そして、震災前のことだが韓国人ヘイトの問題もこっそり取り入れ、人との繋がりがとても大切なんだと訴えてくる。甘えてばかりの自分が恥ずかしくなるくらい、石巻の人たちは頑張っている。受け取り方は人それぞれなんでしょうけど、言い訳ばかりしてちゃダメなんだなぁと、今になって思う・・・
家族と故郷の大切さ
東日本大震災を題材にした作品は多々あるがこの作品は中程度。震災に限らず傷ついた心を癒してくれるのは家族であり故郷である。自分自身も身をもって体験しているので共感する。
2018-117
家族が歩き出す物語
穏やかなとても素敵な映画だった。
それぞれの心の傷を抱えたまま、とりあえず歩き出してはいるんだけど、とまどったまま、震災の時のトラウマと置いてきぼりの心と生活している。生きるために暮らしていかなければならないのだから。そんな止まった時間を動かすのは一通の手紙。引き寄せられるようにみんなが集い、やがて歩き出していく。
『3.11 こころの記録映画』
7年目の3.11のその時間に、新宿武蔵野館で観ました。わたくしとってはお馴染みの街「鮎川」が舞台ですので、当初から決めていました。

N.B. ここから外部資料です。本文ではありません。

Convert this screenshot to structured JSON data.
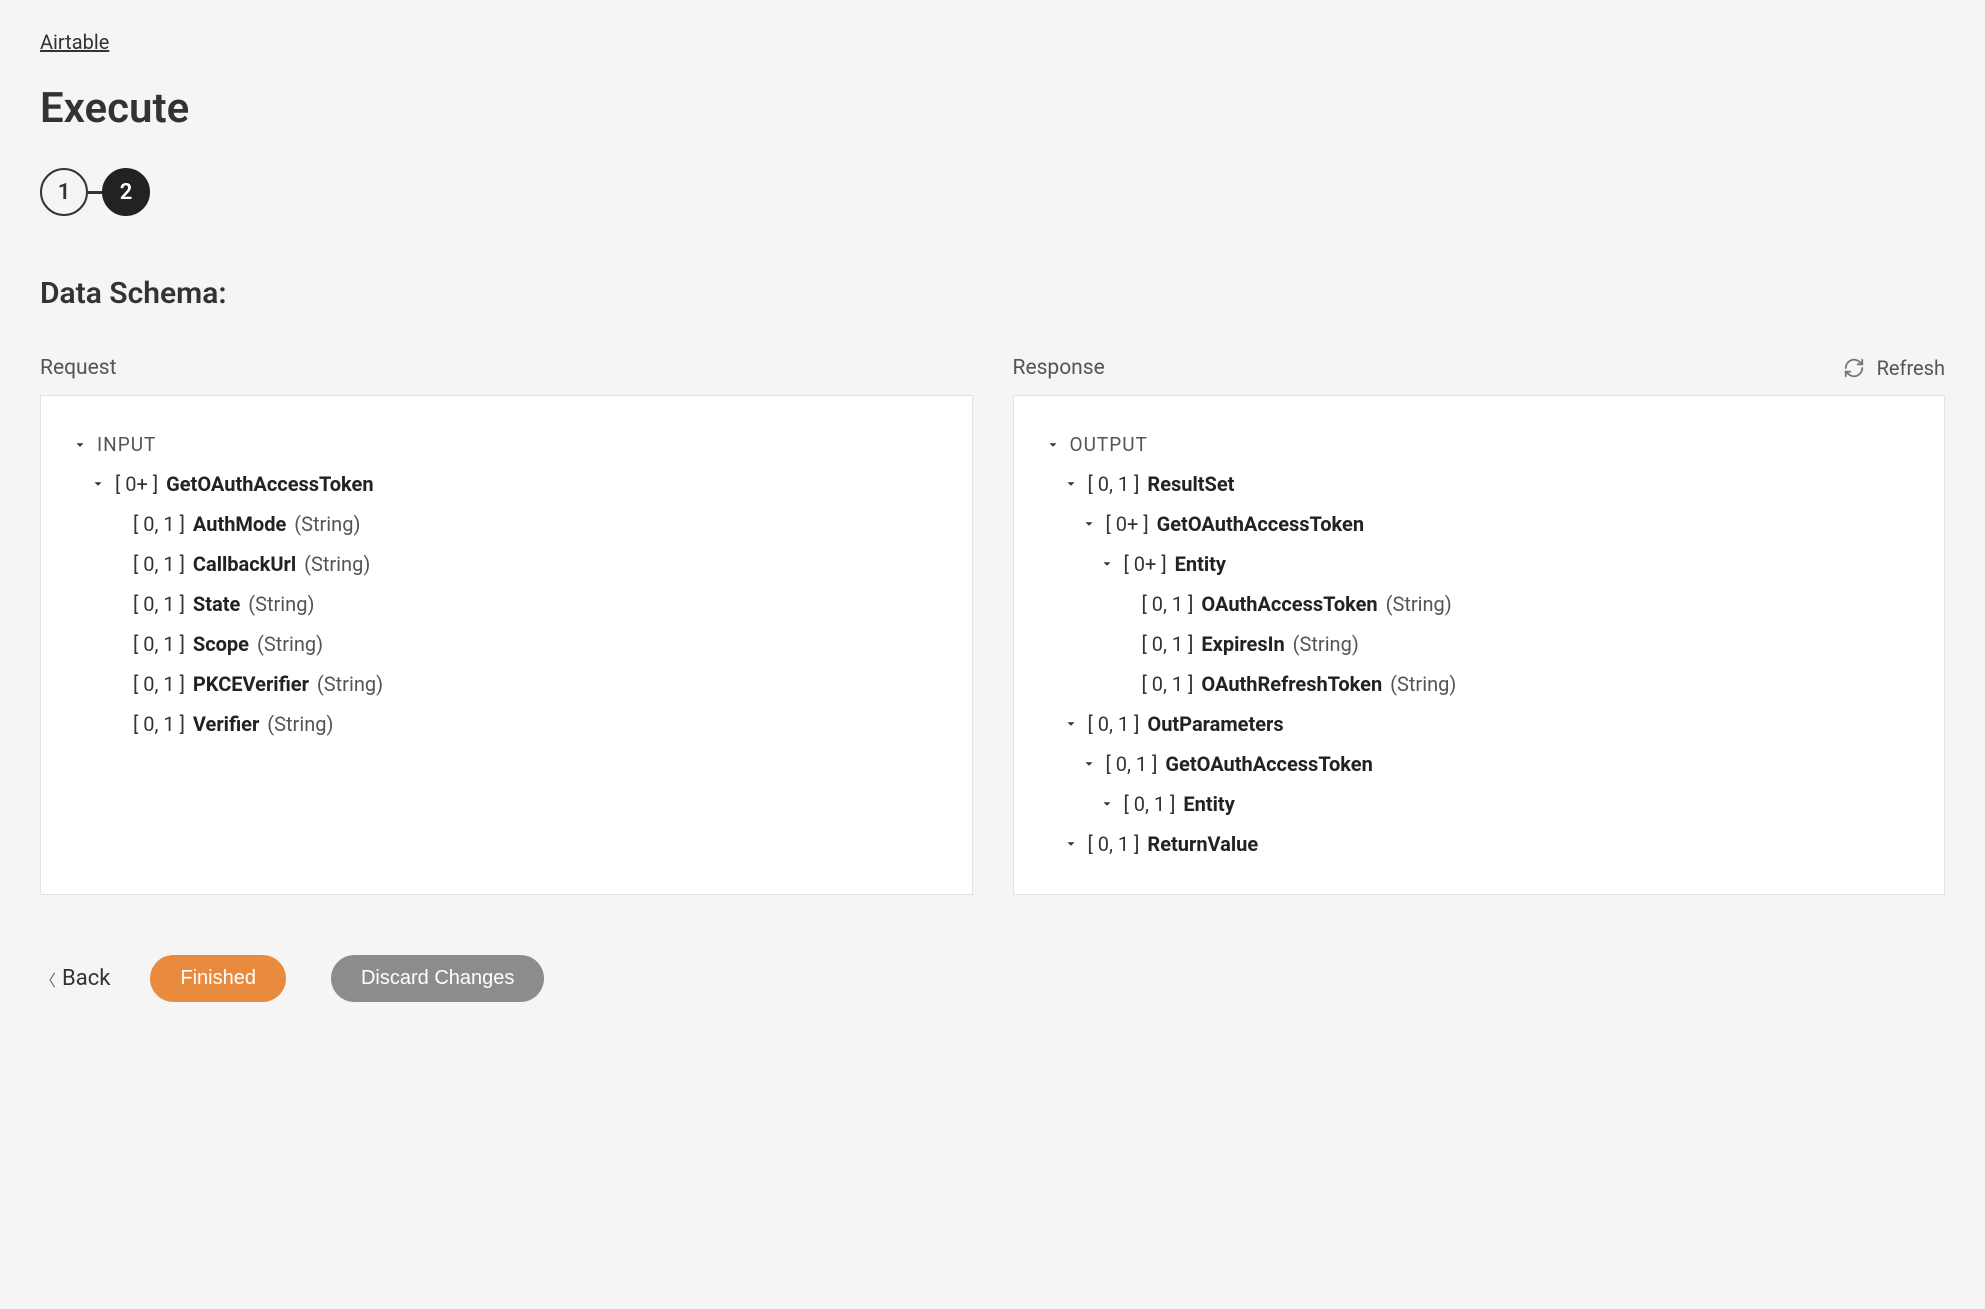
{
  "breadcrumb": "Airtable",
  "page_title": "Execute",
  "stepper": {
    "step1": "1",
    "step2": "2"
  },
  "section_title": "Data Schema:",
  "columns": {
    "request": "Request",
    "response": "Response",
    "refresh": "Refresh"
  },
  "request_tree": {
    "root": "INPUT",
    "l1": {
      "card": "[ 0+ ]",
      "name": "GetOAuthAccessToken"
    },
    "leaves": [
      {
        "card": "[ 0, 1 ]",
        "name": "AuthMode",
        "type": "(String)"
      },
      {
        "card": "[ 0, 1 ]",
        "name": "CallbackUrl",
        "type": "(String)"
      },
      {
        "card": "[ 0, 1 ]",
        "name": "State",
        "type": "(String)"
      },
      {
        "card": "[ 0, 1 ]",
        "name": "Scope",
        "type": "(String)"
      },
      {
        "card": "[ 0, 1 ]",
        "name": "PKCEVerifier",
        "type": "(String)"
      },
      {
        "card": "[ 0, 1 ]",
        "name": "Verifier",
        "type": "(String)"
      }
    ]
  },
  "response_tree": {
    "root": "OUTPUT",
    "rs": {
      "card": "[ 0, 1 ]",
      "name": "ResultSet"
    },
    "rs_g": {
      "card": "[ 0+ ]",
      "name": "GetOAuthAccessToken"
    },
    "rs_e": {
      "card": "[ 0+ ]",
      "name": "Entity"
    },
    "rs_leaves": [
      {
        "card": "[ 0, 1 ]",
        "name": "OAuthAccessToken",
        "type": "(String)"
      },
      {
        "card": "[ 0, 1 ]",
        "name": "ExpiresIn",
        "type": "(String)"
      },
      {
        "card": "[ 0, 1 ]",
        "name": "OAuthRefreshToken",
        "type": "(String)"
      }
    ],
    "op": {
      "card": "[ 0, 1 ]",
      "name": "OutParameters"
    },
    "op_g": {
      "card": "[ 0, 1 ]",
      "name": "GetOAuthAccessToken"
    },
    "op_e": {
      "card": "[ 0, 1 ]",
      "name": "Entity"
    },
    "rv": {
      "card": "[ 0, 1 ]",
      "name": "ReturnValue"
    }
  },
  "footer": {
    "back": "Back",
    "finished": "Finished",
    "discard": "Discard Changes"
  }
}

おしかのれん街、上海楼の店内、泰平荘の大漁旗、最初の画面は御番所からの眺めでした。撮影は2016年の秋とか。改めて映像としての観ると思います。鮎川(旧牡鹿町)の復興が一番遅れていると!
榊英雄監督がロケ地として選んだ理由もその辺りにあったのではないでしょうか。仲村みゆき役の岡野真也さんのコメントには「休みの日に女川の街を散歩しました」とあります。逆はありえないと思います。鮎川のとなりの女川の復興は倍以上のスピードですすんでいます。
当時の画像・映像を一切出さずに作られたこの作品はまさに『こころの記録映画』だと思います。
ずしんときた。
震災物。実際、まあこういうことなんだろうね。俳優が皆さん良い。
セリフだけじゃなくてね、表情とか間とか。
韓国人の一連のエピソードがちょっとね、しょぼくて残念。
まあでも実際はこういうレベルなんだろうね。